O final incógnito é desenhado no DVD Metropolis 2000: Scenes From New York, onde em paralelo à performance da banda, há um ator (Kent Broadhurst) no palco no papel do hipnoterapeuta – inclusive tendo James LaBrie no divã como se fosse Nicholas, apenas na introdução – e outros no vídeo exibido no telão durante o show, contando a história na medida que as músicas avançam.
O assassino é revelado
No vídeo, o encontro marcado por Edward (interpretado por Michael Bentholm) é retratado com Julian (Kasper V. Kristensen) e Victoria (Siri Vilboel) se beijando em um local sombrio, próximo a um casarão.

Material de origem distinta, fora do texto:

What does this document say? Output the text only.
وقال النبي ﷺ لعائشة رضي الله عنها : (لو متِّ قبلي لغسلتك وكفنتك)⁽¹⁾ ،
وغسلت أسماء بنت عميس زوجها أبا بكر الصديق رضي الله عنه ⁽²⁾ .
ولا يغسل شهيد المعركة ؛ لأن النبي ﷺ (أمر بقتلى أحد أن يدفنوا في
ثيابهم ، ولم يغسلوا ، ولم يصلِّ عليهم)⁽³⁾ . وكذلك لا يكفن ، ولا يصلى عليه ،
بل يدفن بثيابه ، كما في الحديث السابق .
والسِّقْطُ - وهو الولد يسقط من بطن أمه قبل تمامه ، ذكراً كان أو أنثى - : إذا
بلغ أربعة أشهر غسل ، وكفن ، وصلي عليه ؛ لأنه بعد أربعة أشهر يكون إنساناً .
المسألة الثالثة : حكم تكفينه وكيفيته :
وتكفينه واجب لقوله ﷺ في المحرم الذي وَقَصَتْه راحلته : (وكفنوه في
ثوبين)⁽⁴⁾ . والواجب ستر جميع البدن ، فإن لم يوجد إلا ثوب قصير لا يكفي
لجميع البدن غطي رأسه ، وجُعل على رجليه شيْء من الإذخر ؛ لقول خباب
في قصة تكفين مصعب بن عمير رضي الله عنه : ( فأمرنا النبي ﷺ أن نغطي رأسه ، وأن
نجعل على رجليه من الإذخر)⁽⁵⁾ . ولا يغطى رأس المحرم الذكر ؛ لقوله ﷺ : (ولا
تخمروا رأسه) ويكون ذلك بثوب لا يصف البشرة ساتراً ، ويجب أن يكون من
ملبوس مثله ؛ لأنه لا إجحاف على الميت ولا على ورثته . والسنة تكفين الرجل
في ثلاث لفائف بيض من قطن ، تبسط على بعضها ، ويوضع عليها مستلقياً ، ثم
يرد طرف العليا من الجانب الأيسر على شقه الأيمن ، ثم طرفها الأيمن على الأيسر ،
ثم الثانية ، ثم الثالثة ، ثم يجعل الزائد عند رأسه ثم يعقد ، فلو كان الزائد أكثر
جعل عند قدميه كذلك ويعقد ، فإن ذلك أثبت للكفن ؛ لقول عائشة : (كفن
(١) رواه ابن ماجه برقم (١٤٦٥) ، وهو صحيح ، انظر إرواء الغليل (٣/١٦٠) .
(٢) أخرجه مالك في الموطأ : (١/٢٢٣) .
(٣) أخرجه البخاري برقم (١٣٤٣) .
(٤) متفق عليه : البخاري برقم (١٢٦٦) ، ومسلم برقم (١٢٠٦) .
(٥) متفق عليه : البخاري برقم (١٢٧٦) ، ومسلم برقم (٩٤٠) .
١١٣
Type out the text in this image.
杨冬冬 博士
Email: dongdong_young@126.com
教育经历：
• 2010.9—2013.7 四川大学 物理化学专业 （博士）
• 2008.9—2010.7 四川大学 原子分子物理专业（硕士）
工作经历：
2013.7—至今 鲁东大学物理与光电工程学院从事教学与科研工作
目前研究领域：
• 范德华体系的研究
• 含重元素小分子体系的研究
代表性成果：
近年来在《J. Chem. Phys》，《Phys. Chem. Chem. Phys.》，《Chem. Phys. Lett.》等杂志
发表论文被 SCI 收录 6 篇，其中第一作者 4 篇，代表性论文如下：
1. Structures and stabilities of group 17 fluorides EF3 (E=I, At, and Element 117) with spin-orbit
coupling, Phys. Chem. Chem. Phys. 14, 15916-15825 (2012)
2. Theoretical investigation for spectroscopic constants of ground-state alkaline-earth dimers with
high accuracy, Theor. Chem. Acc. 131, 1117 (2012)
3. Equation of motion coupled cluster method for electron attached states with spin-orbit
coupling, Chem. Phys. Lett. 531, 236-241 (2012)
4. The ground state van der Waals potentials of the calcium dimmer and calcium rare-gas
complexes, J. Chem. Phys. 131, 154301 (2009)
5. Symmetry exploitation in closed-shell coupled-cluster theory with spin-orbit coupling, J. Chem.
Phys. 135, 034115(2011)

Edward então aparece repentinamente e os irmãos entram em luta corporal. Logo em seguida, Julian puxa uma faca e é imediatamente surpreendido com uma arma em sua mira. Edward efetua dois disparos. Antes de matar Victoria, ele diz a frase-chave: “Abra seus olhos”. E some no meio da escuridão.
Já na cena final, Nicholas (Sune L. Jensen) assiste ao noticiário sentando em uma cadeira de balanço. Depois de desligar a TV, ele se serve de um copo de whisky enquanto ouve uma marcha fúnebre no seu toca-discos. Quem aparece a passos largos e fortes é o hipnoterapeuta (Kent Broadhurst), ou seja, a reencarnação de Edward Baynes, o ‘The Miracle’, para matá-lo, que diz: “Abra seus olhos, Nicholas”, selando o destino de ambos mais uma vez.
Metropolis Pt. 2: Scenes From A Memory foi um álbum marcado pela sua grandiosidade como projeto, e extrema dedicação para sua conclusão. Mas seu número mais expressivo foi um modesto 73º lugar na Billboard americana. Ainda assim, sua maior importância foi manter o grupo nos trilhos.
No âmbito dos licenciamentos, “Scenes… ” foi lançado mundialmente pela, apesar da tempestade, Elektra Records, com o Brasil ganhando duas prensagens em CD: uma em 1999 e outra no ano 2010. A distribuição é da Warner Music Brasil Ltda.
Resenha foda! Super completa. E que álbum!!